Türkiye’nin Paris İklim Anlaşmasını onaylamasının ardından, gözler esasen geçtiğimiz yıl yasalaştırılması öngörülmüş olan İklim Kanunu’nda. İklim Kanunu ve bu kanun çerçevesinde çıkartılacak ikincil mevzuatın, belirli piyasa aktörleri ve yüksek karbon salınımına katkı sağlayan birçok şirketler bakımından önemli fiili sonuçları olacağını söylemek mümkün. Yakın gelecekte İklim Kanunu ile hayatımıza girecek kavramlardan bir tanesi de emisyon ticareti sistemi. Peki bu sistem nedir ve nasıl çalışır?

Birleşmiş Milletler İklim Değişikliği Çerçeve Sözleşmesi içerisinde imzalanan Kyoto Protokolü’nde, ülkelerin “ortak fakat farklılaştırılmış sorumlulukları” doğrultusunda sera gazı emisyonlarını azaltması, bunu yapamıyorsa karbon ticareti uygulamalarını benimsemesi kabul edilmiştir.
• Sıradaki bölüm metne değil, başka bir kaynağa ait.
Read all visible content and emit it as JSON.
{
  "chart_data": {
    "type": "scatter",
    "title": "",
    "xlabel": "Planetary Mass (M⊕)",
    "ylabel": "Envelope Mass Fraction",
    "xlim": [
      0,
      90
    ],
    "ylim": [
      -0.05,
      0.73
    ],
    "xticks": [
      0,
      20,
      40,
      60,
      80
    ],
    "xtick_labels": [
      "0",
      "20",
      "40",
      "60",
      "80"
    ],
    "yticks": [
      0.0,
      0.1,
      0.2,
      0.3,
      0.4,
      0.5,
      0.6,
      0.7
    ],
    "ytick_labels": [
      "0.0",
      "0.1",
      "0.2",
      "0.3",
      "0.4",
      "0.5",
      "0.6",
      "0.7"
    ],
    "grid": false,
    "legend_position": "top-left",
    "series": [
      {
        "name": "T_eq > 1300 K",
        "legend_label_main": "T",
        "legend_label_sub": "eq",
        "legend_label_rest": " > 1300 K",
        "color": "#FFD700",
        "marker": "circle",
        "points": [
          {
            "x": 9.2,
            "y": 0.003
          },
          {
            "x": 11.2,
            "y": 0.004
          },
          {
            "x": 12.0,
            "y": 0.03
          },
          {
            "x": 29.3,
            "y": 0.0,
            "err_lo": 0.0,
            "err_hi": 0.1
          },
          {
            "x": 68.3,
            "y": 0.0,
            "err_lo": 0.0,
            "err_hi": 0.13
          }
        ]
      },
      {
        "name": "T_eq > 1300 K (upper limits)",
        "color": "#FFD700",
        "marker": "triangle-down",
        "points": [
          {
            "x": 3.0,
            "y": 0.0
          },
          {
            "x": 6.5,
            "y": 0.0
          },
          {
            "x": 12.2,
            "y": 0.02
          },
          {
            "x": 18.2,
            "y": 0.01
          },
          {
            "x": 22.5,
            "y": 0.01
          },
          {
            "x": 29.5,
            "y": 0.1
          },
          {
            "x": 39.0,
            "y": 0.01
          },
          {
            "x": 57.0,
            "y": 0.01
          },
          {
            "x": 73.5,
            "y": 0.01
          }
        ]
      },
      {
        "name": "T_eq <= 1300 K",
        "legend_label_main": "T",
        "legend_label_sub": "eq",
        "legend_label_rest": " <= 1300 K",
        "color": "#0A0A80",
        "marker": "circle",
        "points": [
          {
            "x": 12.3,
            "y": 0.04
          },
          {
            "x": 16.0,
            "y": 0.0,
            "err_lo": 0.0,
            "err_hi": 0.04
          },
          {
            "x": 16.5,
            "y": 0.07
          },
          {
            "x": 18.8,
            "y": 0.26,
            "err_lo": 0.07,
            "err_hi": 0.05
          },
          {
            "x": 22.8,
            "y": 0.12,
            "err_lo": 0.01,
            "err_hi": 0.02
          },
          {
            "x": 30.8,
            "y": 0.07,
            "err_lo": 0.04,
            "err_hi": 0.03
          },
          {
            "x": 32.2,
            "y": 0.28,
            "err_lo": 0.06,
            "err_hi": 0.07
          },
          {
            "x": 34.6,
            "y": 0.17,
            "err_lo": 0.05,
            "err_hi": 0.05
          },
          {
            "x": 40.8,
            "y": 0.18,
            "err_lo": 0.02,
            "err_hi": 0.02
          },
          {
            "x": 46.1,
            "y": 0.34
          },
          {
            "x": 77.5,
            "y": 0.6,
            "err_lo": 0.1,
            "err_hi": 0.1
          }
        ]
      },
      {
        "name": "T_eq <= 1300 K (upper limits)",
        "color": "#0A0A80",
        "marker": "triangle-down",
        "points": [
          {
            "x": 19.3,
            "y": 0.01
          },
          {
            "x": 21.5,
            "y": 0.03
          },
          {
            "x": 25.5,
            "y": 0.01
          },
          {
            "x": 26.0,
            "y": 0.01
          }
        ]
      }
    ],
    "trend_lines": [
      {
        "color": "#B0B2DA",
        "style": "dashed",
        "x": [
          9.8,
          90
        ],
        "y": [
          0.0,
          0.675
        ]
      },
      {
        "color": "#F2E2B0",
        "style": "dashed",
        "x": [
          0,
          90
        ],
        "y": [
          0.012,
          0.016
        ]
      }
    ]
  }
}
Karbon fiyatlandırması, temiz enerji geçişini teşvik etmek ve sera gazı salınımını azaltmak için oluşturulan piyasa temelli bir araç olarak tanımlanabilir. Karbon salınımına bir değer biçilmesi, sera gazı emisyonlarının toplumsal maliyetini içselleştirerek düşük karbonlu teknolojilere teşvik eder ve çok taraflı iş birliği sağlar. Ancak esas olarak, enerji politikaları ile iklim politikaları arasında bir uyum yaratması yönüyle, bugün Paris İklim Anlaşması ile hedeflenen küresel sıcaklık artışını kontrol altında tutmanın günümüz ekonomik düzenine uygun ve gerçekçi bir çözümü olarak görünüyor. 

Karbon fiyatlandırması, birbirini tamamlayıcı nitelikte iki piyasa aracı olarak tanımlanan karbon vergisi uygulamaları ve emisyon ticaret sistemi üzerine kurulu. Emisyon ticareti sistemi, sisteme dahil olan tesislerin sera gazı emisyonları için sektör ve kapasite bazlı olarak bir üst sınır değer belirlenmesi ve bu üst sınır için izin belgesi üretilmesini ifade ediyor. En basit hali ile, sera gazı salınımı fazla olan tesis, az olan tesisten izin belgesini satın alabiliyor, sisteme dahil olan tesisler arasında izin belgesinin yani aslen karbon emisyonunun ticareti söz konusu olabiliyor. Bu sayede belirli bir zaman dilimi içerisinde atmosfere salınacak sera gazı miktarına ilişkin bir kesinlik sağlanmış oluyor. Bununla birlikte belirlenen sınır değer zaman içerisinde düşürülerek, karbon salınımının da günden güne azaltılması söz konusu oluyor. 

Avrupa Birliği’nde iklim kriziyle mücadele ve Kyoto Protokolü doğrultusunda, 2003/87/EC sayılı Direktif’in 2005 yılında yürürlüğe girmesi ile dünyanın şimdiye tecrübe ettiği en kapsayıcı, sınır aşan bir emisyon ticaret sistemini benimsedi. Avrupa Birliği Emisyon Ticaret Sistemine, 28 üye ülkenin yanı sıra İzlanda ve Norveç de dahil. 2005-2007 ve 2008-2012 yılları arasında, sınır değerlerin ulusal bazda belirlendiği iki faz halinde uygulama gerçekleştirildikten sonra, 2013-2020 yıllarını kapsayan üçüncü fazda Birlik düzeyinde sınır değerlerin belirlenmesi ile daha bütünleşik bir sistem oluşturuldu. 2021-2030 yılları arasında ise, 2030 yılına kadar sera gazı emisyonlarının %55 oranında azaltılması hedefi doğrultusunda, dördüncü faz uygulanacak.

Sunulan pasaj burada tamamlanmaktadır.